For all Noble Knight's problems, it is interesting that they have been in business for a long time.  Most of what they do and sell makes sense and cents.  Here was something I commented on in another thread awhile back.

benjoshua wrote in A new online OOP RPG store:One more thing to consider.  I have often shook my head at the ridiculous prices offered by Noble Knight, and some other sellers, especially on most of their super-rare items.  However, I now wonder whether their approach is not only not insane, but may, if fact, be purposeful and helpful overall to their bottom line.  Here's what might be going on.

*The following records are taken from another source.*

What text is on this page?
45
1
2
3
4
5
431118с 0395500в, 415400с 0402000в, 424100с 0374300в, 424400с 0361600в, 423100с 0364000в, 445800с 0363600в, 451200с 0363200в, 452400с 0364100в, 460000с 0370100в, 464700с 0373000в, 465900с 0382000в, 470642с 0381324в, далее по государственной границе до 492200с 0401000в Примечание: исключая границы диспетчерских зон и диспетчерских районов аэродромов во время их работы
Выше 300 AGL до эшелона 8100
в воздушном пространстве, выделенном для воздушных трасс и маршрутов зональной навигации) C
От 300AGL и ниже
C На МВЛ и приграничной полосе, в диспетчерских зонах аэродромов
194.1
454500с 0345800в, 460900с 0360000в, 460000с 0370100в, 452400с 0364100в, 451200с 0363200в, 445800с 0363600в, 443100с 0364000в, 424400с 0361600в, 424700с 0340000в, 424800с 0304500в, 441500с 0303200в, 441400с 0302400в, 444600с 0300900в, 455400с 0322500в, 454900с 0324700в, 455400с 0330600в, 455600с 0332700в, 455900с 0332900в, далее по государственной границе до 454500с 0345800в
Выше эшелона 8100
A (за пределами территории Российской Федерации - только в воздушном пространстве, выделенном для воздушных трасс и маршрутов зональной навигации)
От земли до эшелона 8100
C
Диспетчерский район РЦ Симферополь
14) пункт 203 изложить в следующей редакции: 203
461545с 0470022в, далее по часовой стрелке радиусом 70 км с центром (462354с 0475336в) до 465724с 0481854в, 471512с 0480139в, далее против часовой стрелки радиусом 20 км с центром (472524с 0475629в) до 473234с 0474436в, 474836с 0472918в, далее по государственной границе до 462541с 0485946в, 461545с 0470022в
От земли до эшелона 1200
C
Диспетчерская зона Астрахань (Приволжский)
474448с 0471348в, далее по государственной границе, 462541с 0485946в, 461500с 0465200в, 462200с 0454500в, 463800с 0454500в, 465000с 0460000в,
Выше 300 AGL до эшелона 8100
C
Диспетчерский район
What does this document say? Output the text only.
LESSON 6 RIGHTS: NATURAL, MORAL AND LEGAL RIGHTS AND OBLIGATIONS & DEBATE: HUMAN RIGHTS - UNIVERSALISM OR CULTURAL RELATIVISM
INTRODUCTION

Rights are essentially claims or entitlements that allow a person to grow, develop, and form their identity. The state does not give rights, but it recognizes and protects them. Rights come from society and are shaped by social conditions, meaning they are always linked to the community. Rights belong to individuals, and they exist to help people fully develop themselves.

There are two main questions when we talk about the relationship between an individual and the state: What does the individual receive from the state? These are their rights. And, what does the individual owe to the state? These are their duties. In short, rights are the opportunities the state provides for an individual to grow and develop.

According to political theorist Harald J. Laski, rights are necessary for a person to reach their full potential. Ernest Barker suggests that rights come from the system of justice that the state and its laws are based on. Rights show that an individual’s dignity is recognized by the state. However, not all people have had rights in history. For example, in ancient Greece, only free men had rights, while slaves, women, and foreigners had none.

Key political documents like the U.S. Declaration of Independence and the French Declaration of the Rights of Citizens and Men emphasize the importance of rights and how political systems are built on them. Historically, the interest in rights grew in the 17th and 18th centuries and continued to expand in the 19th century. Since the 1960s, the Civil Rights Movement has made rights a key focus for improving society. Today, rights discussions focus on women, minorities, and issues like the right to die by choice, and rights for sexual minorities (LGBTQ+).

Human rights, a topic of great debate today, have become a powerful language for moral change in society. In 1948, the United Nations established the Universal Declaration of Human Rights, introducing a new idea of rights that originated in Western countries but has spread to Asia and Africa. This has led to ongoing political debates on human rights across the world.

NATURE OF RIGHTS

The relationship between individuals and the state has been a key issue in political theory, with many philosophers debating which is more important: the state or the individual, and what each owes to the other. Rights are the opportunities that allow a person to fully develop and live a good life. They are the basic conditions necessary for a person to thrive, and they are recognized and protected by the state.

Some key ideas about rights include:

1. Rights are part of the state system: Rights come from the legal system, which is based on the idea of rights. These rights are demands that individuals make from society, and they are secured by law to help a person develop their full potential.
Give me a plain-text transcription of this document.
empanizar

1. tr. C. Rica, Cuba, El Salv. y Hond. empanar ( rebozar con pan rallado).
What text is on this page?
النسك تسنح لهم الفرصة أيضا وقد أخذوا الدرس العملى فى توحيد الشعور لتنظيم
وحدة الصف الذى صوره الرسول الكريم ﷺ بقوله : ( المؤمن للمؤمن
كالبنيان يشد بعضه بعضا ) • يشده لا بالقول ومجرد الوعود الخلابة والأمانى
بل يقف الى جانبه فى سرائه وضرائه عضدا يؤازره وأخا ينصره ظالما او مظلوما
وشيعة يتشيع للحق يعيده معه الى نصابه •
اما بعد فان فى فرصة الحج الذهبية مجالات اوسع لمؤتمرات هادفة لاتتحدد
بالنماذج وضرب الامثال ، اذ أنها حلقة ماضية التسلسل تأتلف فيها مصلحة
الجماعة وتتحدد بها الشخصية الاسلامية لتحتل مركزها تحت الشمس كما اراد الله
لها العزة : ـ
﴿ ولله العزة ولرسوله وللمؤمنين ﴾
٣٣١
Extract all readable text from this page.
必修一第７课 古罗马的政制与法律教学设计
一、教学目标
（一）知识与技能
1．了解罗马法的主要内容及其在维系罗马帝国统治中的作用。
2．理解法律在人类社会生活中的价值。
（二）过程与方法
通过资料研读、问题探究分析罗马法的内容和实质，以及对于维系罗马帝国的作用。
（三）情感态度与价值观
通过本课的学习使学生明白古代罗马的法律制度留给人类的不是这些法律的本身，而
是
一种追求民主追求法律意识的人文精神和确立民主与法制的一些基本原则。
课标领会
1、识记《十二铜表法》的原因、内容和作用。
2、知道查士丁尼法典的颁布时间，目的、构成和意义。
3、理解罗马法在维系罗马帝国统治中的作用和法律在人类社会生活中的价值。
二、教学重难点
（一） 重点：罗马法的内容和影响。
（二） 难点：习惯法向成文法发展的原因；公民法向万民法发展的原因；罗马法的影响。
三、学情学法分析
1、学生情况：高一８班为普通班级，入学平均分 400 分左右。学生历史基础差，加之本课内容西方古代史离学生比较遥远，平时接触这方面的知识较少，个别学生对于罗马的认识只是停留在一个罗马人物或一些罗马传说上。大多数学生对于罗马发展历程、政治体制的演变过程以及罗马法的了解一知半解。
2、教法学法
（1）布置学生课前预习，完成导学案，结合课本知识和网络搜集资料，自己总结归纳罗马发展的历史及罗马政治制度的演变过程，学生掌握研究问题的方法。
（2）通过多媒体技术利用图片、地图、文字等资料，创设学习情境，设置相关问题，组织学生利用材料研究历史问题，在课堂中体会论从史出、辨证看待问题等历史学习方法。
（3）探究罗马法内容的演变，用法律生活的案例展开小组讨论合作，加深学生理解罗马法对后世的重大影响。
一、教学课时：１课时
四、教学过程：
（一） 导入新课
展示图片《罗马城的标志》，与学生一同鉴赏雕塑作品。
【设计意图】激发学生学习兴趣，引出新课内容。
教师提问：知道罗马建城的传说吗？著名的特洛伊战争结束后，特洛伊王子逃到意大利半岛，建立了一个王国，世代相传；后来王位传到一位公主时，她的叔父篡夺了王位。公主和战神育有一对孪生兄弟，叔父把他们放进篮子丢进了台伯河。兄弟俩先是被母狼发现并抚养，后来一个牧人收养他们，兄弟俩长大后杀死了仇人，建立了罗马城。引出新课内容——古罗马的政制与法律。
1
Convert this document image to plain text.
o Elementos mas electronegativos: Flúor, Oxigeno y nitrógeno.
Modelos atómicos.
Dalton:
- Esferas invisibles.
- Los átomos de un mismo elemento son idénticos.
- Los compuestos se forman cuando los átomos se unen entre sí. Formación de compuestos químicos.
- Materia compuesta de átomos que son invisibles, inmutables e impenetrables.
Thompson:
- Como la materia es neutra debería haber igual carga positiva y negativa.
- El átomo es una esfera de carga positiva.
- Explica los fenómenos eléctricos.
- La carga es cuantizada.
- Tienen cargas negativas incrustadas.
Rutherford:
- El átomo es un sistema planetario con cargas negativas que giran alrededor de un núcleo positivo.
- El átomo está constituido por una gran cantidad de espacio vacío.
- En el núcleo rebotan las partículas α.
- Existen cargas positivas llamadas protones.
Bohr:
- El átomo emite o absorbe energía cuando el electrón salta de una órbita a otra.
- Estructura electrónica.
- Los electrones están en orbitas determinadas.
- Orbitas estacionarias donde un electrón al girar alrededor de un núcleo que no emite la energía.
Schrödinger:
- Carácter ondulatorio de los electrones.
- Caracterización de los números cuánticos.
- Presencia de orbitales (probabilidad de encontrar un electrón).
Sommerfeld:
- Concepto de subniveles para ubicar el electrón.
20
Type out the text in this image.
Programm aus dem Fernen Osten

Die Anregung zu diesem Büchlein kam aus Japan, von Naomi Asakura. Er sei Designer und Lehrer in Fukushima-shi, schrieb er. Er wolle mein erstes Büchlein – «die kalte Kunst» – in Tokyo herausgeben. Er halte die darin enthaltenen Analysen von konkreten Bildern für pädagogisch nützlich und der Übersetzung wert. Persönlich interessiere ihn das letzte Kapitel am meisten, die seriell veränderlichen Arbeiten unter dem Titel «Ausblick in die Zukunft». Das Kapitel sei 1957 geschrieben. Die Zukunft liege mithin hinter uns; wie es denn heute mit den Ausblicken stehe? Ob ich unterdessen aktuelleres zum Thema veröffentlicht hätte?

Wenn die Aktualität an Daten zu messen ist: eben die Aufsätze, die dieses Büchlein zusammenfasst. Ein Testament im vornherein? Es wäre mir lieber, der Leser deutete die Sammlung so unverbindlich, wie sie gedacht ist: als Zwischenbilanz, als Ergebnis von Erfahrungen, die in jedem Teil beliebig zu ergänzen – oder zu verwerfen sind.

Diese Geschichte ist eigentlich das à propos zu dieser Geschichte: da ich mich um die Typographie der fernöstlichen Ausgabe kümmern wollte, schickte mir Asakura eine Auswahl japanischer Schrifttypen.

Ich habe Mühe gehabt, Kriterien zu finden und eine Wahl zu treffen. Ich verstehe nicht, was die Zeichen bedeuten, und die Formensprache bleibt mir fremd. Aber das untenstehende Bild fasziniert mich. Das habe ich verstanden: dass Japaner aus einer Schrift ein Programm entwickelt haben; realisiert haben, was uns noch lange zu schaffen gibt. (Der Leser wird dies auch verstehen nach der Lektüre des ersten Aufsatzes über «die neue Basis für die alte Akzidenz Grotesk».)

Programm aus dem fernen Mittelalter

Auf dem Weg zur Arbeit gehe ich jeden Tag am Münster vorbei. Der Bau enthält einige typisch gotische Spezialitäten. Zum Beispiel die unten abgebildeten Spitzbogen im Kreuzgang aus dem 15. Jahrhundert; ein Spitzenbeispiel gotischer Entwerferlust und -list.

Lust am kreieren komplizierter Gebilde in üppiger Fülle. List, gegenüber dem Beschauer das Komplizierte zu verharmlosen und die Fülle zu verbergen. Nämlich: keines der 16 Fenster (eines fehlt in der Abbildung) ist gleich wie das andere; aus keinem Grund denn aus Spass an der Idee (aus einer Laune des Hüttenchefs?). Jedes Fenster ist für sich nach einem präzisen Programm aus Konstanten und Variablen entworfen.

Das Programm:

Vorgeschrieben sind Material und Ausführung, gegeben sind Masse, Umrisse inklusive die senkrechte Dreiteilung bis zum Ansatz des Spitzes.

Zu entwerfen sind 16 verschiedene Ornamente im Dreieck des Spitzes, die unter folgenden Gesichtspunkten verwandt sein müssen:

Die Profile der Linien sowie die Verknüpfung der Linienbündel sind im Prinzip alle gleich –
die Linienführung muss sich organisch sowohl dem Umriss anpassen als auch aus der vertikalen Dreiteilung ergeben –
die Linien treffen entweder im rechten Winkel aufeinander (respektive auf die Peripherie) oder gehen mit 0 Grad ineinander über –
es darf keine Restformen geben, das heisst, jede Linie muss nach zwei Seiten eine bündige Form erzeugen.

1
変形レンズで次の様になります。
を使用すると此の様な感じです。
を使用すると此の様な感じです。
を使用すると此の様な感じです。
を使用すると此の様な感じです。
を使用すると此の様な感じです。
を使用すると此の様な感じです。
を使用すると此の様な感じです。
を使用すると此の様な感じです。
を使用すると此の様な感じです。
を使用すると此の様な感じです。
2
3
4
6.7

I wonder if the price their highly rare items at ridiculous prices serve as bait or window dressing.  Many buyers hear about Orange B3's, woodgrain box sets, or other rarities and search for sellers on the internet with those items.  And since sellers like Noble Knight have these kinds of items in stock, potential buyers visit their web-site.  It can become a win-win situation.  If the buyer actually buys the item, the seller made a killer profit.  If the buyer doesn't buy the item, I suspect many buyers look for something else they can afford and when common items appear at more reasonable prices, then the contrast could lead them to buy one or more cheaper/common selections.  I realize that approach would probably not work well with this more discriminating crowd, but for many buyers, it could serve as an effective business model.  And it's not the kind of thing they'd ever confess.  They just laugh at all the criticism as the money rolls in.

.....


Truth is worth finding and life is too short to work for money.